On Wednesday, UBS announced the completion of $500 million in share buybacks and confirmed the continuation of a $2.5 billion share repurchase plan through 2025.
Outlook on Tariffs
Recently surpassed as the largest bank in continental Europe by market capitalization by Banco Santander, UBS has seen its shares decrease by approximately 10% this year, largely following the U.S. government’s imposition of tariffs on trade partners starting April 2.
Switzerland faces significant tariffs, potentially up to 31%, if a favorable trade agreement is not reached with the United States by early July, compared to a 20% tariff burden faced by the European Union.
The geopolitical tensions with the U.S. and concerns regarding a possible recession in the world’s largest economy pose challenges for UBS and its lucrative global wealth management segment, with nearly half of its assets located in the Americas last year.
“The swift and large-scale adjustments to trade tariffs, the risk of escalations, and substantial macroeconomic unpredictability led to pronounced market volatility earlier in April,” UBS remarked. “With numerous possible outcomes, the economic trajectory appears particularly uncertain. The looming prospect of increased tariffs on global trade poses a significant threat to both global growth and inflation, complicating the interest rate landscape.”

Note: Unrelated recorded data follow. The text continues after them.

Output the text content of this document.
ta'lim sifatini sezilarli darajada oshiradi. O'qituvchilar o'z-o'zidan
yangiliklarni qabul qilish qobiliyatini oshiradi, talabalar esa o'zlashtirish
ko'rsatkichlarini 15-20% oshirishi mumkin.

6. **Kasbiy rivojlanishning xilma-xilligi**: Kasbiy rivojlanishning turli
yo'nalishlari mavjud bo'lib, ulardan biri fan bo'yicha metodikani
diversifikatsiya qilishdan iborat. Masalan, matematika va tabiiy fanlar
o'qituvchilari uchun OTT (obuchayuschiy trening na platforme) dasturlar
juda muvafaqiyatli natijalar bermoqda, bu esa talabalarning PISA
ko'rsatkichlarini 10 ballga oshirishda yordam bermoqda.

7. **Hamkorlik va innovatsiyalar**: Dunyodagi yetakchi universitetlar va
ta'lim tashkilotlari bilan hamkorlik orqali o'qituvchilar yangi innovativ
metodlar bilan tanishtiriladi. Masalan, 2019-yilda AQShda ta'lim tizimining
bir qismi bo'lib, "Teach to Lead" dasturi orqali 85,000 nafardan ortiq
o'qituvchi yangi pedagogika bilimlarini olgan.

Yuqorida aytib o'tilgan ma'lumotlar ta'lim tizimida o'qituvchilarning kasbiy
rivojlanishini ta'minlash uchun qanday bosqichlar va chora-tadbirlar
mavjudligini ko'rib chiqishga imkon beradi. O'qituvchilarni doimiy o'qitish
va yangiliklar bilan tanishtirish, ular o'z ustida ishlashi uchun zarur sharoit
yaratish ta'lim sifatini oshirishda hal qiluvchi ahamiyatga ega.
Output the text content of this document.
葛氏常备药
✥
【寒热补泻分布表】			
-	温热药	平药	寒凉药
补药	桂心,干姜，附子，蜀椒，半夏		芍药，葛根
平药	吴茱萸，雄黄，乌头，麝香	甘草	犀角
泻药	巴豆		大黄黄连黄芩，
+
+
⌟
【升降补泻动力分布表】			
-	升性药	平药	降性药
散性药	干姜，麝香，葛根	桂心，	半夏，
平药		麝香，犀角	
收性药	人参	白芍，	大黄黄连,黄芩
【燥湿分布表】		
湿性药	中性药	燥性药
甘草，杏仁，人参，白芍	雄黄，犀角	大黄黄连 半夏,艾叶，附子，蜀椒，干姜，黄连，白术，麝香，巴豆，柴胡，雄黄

Furthermore, UBS flagged the potential for “additional spikes in volatility” as the markets remain attuned to ongoing tariff-related developments, warning that “prolonged uncertainty could dampen sentiment, causing businesses and investors to postpone essential strategic and investment decisions.”
UBS’s long-term profitability outlook is further clouded by uncertainties regarding forthcoming and potentially more stringent capital requirements from Swiss regulators, who have raised concerns about the bank’s “too big to fail” designation in light of its acquisition of the defunct Credit Suisse. This move, which was previously endorsed by a politician as the “deal of the century,” has led UBS to resist additional restrictions, arguing that they would undermine its competitive position as an adequately capitalized entity.
“UBS’s lobbying efforts are noticeable and impactful,” commented Swiss President Karin Keller-Sutter during a recent interview with broadcaster SRF. “However, the Federal Council’s priority is to safeguard taxpayer interests, ensuring that in times of crisis, a systemically important UBS can be effectively managed. This includes the ability to separate critical parts of the bank within Switzerland, which is a key goal that we must pursue through new legislation.”